El recogimiento es la liberación del influjo de lo perecedero para liberarnos en el encuentro con lo trascendente, que es el fin último de nuestra naturaleza. Al volver a Dios volvemos hacia nosotros mismos permitiendo que ilumine en nosotros la imagen que de Él hay en nosotros. De este modo y sólo de este es posible el orden interior que permite comprender con sentido la totalidad de la existencia. Nos liberamos de la fuerza atrayente del momento para permanecer ya en la eternidad, que es el estado propio del ser perfecto, del ser en sí, del que disfrutaremos, si lo permite nuestra fe y el amor que tengamos a Dios, después de la resurrección.

En última instancia el recogimiento es la esencia de la vida de la persona que logra transformarse en Cristo. No cabe la menor duda de que las persona que no nos transformamos en Cristo no alcanzamos ninguna trascendencia, pues por altas y honestas que sean las intenciones de nuestra inteligencia y voluntad, Cristo no puede, por amor a nuestra libertad, cincelar su sello a nuestro ser.

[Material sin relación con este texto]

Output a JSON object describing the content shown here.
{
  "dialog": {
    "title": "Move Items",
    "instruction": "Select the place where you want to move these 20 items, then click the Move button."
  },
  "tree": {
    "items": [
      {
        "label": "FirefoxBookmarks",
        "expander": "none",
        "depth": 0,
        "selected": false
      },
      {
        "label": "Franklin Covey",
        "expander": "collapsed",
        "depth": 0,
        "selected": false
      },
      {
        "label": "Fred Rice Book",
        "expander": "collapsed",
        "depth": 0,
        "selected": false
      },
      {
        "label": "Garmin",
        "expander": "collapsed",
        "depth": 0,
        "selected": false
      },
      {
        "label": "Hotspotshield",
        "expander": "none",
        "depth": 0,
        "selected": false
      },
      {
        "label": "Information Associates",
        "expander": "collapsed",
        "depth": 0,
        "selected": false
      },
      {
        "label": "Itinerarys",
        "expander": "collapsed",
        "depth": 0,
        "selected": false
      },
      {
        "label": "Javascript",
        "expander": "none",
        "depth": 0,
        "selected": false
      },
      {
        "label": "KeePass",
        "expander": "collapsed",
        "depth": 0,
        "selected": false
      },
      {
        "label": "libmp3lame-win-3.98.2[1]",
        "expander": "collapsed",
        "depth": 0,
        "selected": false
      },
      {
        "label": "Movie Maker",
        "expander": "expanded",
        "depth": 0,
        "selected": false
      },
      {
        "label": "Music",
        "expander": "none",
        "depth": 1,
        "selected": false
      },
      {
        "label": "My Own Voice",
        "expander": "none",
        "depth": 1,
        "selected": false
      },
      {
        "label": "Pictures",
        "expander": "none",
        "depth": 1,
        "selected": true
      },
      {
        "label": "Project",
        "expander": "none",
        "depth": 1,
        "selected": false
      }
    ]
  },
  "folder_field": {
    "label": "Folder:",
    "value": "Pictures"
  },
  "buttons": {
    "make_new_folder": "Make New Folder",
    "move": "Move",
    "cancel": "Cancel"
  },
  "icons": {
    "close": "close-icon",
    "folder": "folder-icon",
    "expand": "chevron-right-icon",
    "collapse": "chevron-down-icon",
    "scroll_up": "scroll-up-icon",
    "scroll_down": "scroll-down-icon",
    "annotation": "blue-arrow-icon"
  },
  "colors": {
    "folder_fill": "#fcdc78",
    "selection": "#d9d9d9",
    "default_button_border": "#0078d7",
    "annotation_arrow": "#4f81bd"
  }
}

Las personas que no logran conocerse a sí mismas, las personas que no alcanzan a recogerse, es decir, forjar una distancia con las realidades contingentes, no pueden ordenarlas con respecto a Dios, fin último, sino que convierten cualquier realidad en fin último; y ya sabemos qué acontece cuando un objeto que en sí no posee razón de fin se convierte en aquella realidad hacia la que todos los medios se ordenan: la vivencia de la nada del ser, la más funesta zozobra.

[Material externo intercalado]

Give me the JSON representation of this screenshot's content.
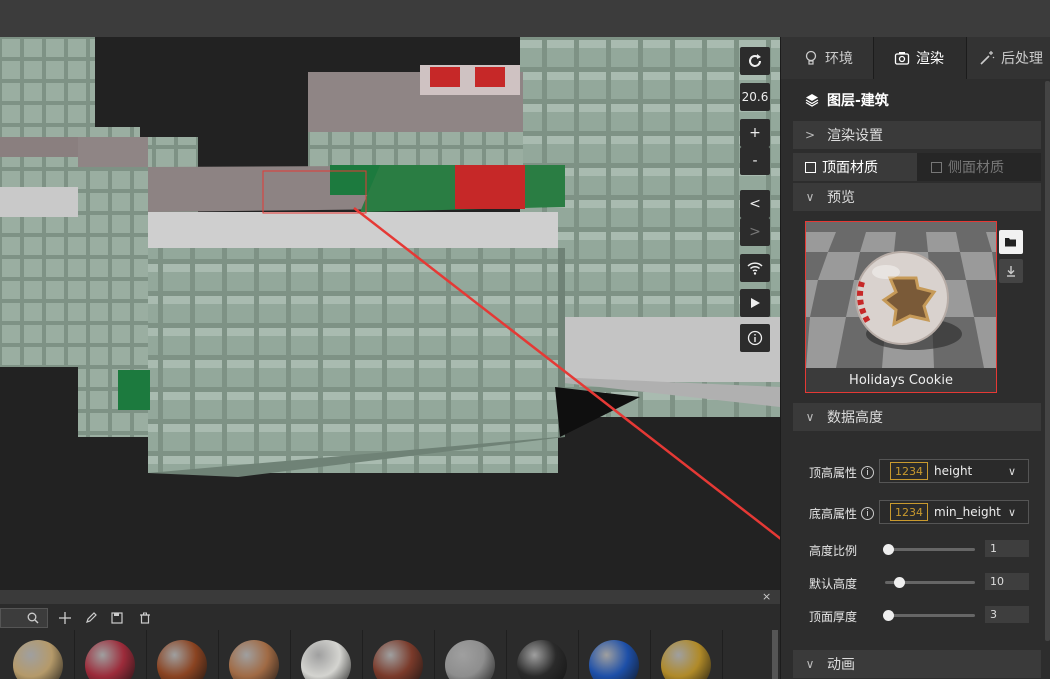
{
  "viewport": {
    "rotate_icon": "rotate-icon",
    "zoom_value": "20.6",
    "zoom_in": "+",
    "zoom_out": "-",
    "prev": "<",
    "next": ">",
    "wifi_icon": "wifi-icon",
    "play_icon": "play-icon",
    "info_icon": "info-icon"
  },
  "tabs": [
    {
      "label": "环境",
      "icon": "bulb-icon"
    },
    {
      "label": "渲染",
      "icon": "camera-icon"
    },
    {
      "label": "后处理",
      "icon": "wand-icon"
    }
  ],
  "layer_title": "图层-建筑",
  "sections": {
    "render_settings": "渲染设置",
    "preview": "预览",
    "data_height": "数据高度",
    "animation": "动画"
  },
  "material_tabs": {
    "top": "顶面材质",
    "side": "侧面材质"
  },
  "preview": {
    "material_name": "Holidays Cookie"
  },
  "fields": {
    "top_height": {
      "label": "顶高属性",
      "tag": "1234",
      "value": "height"
    },
    "base_height": {
      "label": "底高属性",
      "tag": "1234",
      "value": "min_height"
    }
  },
  "sliders": {
    "height_scale": {
      "label": "高度比例",
      "value": "1",
      "fraction": 0.0
    },
    "default_height": {
      "label": "默认高度",
      "value": "10",
      "fraction": 0.12
    },
    "top_thickness": {
      "label": "顶面厚度",
      "value": "3",
      "fraction": 0.0
    }
  },
  "bottom_panel": {
    "close": "×",
    "tools": [
      "search-icon",
      "add-icon",
      "edit-icon",
      "save-icon",
      "delete-icon"
    ]
  },
  "materials": [
    {
      "name": "sand",
      "color": "#b59a6a"
    },
    {
      "name": "red-fabric",
      "color": "#9c2b3a"
    },
    {
      "name": "wood",
      "color": "#8a4321"
    },
    {
      "name": "copper",
      "color": "#a06a44"
    },
    {
      "name": "white-rough",
      "color": "#d4d4d0"
    },
    {
      "name": "rust",
      "color": "#7a3a2a"
    },
    {
      "name": "grey-metal",
      "color": "#8e8e8e"
    },
    {
      "name": "black",
      "color": "#2a2a2a"
    },
    {
      "name": "blue",
      "color": "#1d4fa8"
    },
    {
      "name": "gold",
      "color": "#b08a28"
    }
  ],
  "colors": {
    "accent_red": "#e53935",
    "tag_gold": "#c99a2e"
  }
}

Al mismo tiempo, es evidente que el recogimiento dista mucho de mantener una existencia propia de las personas religiosas de “vida contemplativa”. El recogimiento permite, más bien, que en el quehacer continuo de la existencia mundana, en la que aparecen y están incluidas las realidades contingentes, seamos capaces, en la medida en la que nos transformemos en Cristo, de que estemos unidos a Dios de tal manera que su presencia en nosotros sea una sinfonía infinita que nos recuerda, una y otra vez, el verdadero fin y causa continua de la felicidad. Esta es la auténtica y verdadera contemplación, intelectual y volitiva: el conocer el fin último y el ser movido por él hacia él con amor.

 

comentarios
  1. Cristina Bec dice:

    Muy buen artículo. La dispersión es la diseminación del pensamiento. La concentración, en cambio, es la fijación de la mente en un objeto con absoluta exclusión de todos los demás, o la subordinación de todos los demás a ese. Tenemos que «domar» la mente, que fácil puede saltar de un objeto a otro burlando la vigilancia de la conciencia. Una mente bien gobernada logra alcanzar aquello que escapa a la mente dispersa y que una y otra vez se estrella contra un muro que no puede superar y se ve incapacitada para alcanzar la paz interior que nace de una vida que se realiza.

  2. Saludos Cristina, gracias por comentar y por la interesante aportación. Se agradece. Un saludo.